Sólo podíamos entrar realmente en el bosque de los talentos si nos desligábamos del sentido de orientación. Es decir: había que perderse. Aunque al principio nos diera un poco de miedo.

Cerré los ojos y comencé a caminar enfocándome en los ruidos que hacían mis zapatillas al aplastar las hojas secas en el suelo. Con mi mano izquierda fui despejando ramas y alguna que otra maleza que me asaltaba de frente. Crujían algunas hojas, y las ramas delgadas que estaban resecas se partían al mínimo tacto. Hice este ejercicio por lo menos diez o quince minutos, avanzando a ciegas hasta que me olvidé de que estaba al interior del invernadero.

Mientras caminaba, un feo cuervo me sobresaltó con su horrendo graznido.

Si hubiera seguido caminando por el sendero en el que iba, me hubiese caído por la pendiente de un río. Ahora el río estaba seco y en su cuenca sólo había toneladas de piedras y rocas apiladas unas encima de otras.

—Eso explica el porqué muchos no vuelven—le comenté al cuervo medio en broma. Y este, sin hacerme mayor juicio, fue a posarse a la rama de otro árbol. Vaya compañía.

Malverde había dicho que teníamos que ser cautelosos o el bosque podía volverse en nuestra contra. Debíamos centrarnos en la experiencia. Dejar salir los reales deseos de nuestros corazones. Y si algo deseaba en este preciso momento, era no estar sola. Algo en este bosque me causaba recelo, no sé, me sentía constantemente observada.

Avancé por la orilla del río hasta que hallé un viejo puente colgante. Lo moví con fuerza de ambos lados y no se desplomó, así que crucé con cautela evitando que la estructura se moviera demasiado. Para mi sorpresa, un pequeño hilillo de agua aún se hacía camino entre las rocas, lo que quizá significaba que en invierno, si es que llovía algo, habría un caudal más o menos decente.

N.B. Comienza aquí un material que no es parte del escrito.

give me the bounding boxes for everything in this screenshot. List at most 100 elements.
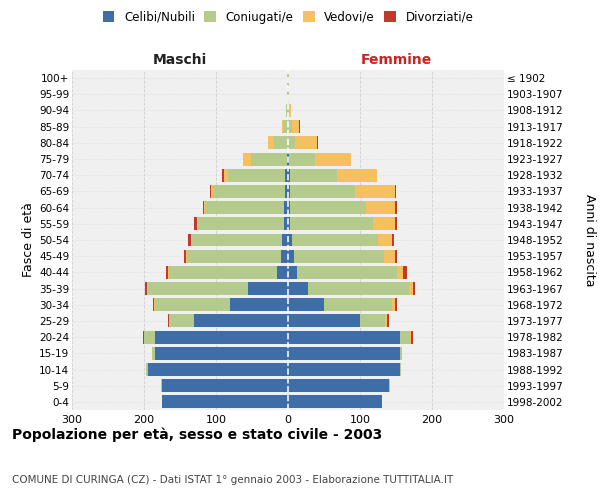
Bar [244,152,251,166]
Bar [162,379,288,392]
Bar [194,218,197,230]
Bar [395,185,396,198]
Bar [373,218,395,230]
Bar [268,136,274,149]
Bar [162,396,288,408]
Text: Popolazione per età, sesso e stato civile - 2003: Popolazione per età, sesso e stato civil… [12,428,382,442]
Bar [224,169,227,181]
Bar [284,201,288,214]
Bar [395,201,397,214]
Bar [222,169,224,181]
Bar [384,250,395,262]
Y-axis label: Anni di nascita: Anni di nascita [583,194,596,286]
Bar [288,363,400,376]
Bar [308,282,409,295]
Bar [166,266,169,279]
Y-axis label: Fasce di età: Fasce di età [22,202,35,278]
Bar [289,104,291,117]
Bar [288,218,290,230]
Bar [385,314,386,328]
Bar [288,396,382,408]
Text: COMUNE DI CURINGA (CZ) - Dati ISTAT 1° gennaio 2003 - Elaborazione TUTTITALIA.IT: COMUNE DI CURINGA (CZ) - Dati ISTAT 1° g… [12,475,453,485]
Bar [288,72,289,85]
Bar [287,152,288,166]
Bar [227,169,285,181]
Bar [281,120,283,133]
Bar [152,298,154,311]
Bar [288,234,292,246]
Bar [392,298,395,311]
Bar [386,314,389,328]
Bar [277,266,288,279]
Bar [409,282,413,295]
Text: Femmine: Femmine [361,53,431,67]
Bar [288,314,360,328]
Bar [288,88,289,101]
Bar [281,250,288,262]
Bar [290,218,373,230]
Bar [288,379,389,392]
Bar [248,282,288,295]
Bar [285,169,288,181]
Bar [290,201,366,214]
Bar [154,298,155,311]
Bar [191,234,192,246]
Bar [152,347,155,360]
Bar [337,169,377,181]
Bar [360,314,385,328]
Bar [314,152,350,166]
Bar [155,347,288,360]
Bar [413,282,415,295]
Bar [288,330,400,344]
Bar [395,298,397,311]
Bar [184,250,187,262]
Bar [288,250,294,262]
Bar [288,298,324,311]
Bar [251,152,287,166]
Bar [204,201,205,214]
Bar [197,218,198,230]
Bar [324,298,392,311]
Bar [155,298,230,311]
Bar [290,169,337,181]
Bar [192,234,282,246]
Bar [147,282,148,295]
Bar [213,185,285,198]
Bar [288,282,308,295]
Bar [284,218,288,230]
Bar [188,234,191,246]
Bar [290,185,355,198]
Bar [296,266,397,279]
Bar [148,363,288,376]
Bar [145,282,147,295]
Bar [294,250,384,262]
Bar [378,234,392,246]
Bar [392,234,394,246]
Bar [169,266,277,279]
Legend: Celibi/Nubili, Coniugati/e, Vedovi/e, Divorziati/e: Celibi/Nubili, Coniugati/e, Vedovi/e, Di… [100,8,476,26]
Bar [169,314,194,328]
Bar [400,363,401,376]
Text: Maschi: Maschi [153,53,207,67]
Bar [286,104,288,117]
Bar [288,347,400,360]
Bar [288,152,289,166]
Bar [411,330,413,344]
Bar [395,218,397,230]
Bar [144,330,155,344]
Bar [292,234,378,246]
Bar [283,120,288,133]
Bar [288,120,292,133]
Bar [400,347,403,360]
Bar [205,201,284,214]
Bar [287,72,288,85]
Bar [285,185,288,198]
Bar [292,120,299,133]
Bar [143,330,144,344]
Bar [288,169,290,181]
Bar [211,185,213,198]
Bar [198,218,284,230]
Bar [155,330,288,344]
Bar [355,185,395,198]
Bar [282,234,288,246]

Estaba a punto de llegar al otro lado cuando los molestos graznidos del cuervo me hostigaron a cruzar de golpe lo que quedaba del puente.

—¡Serás, cabrón! —le reclamé al cuervo, que pasó aleteando cerca de mi rostro.

Al adentrarme en esta parte del bosque, noté que la vegetación era distinta. Hasta el aire me pareció diferente, más liviano que al principio, más puro. Había un aroma a eucaliptus demasiado fuerte.

El musgo y los helechos se habían adueñado de todo lo que habían pillado a su alcance.

—¿Rosse? —La voz de Siba, una de mis compañeras, me sacó de las divagaciones—. ¿Qué haces aquí?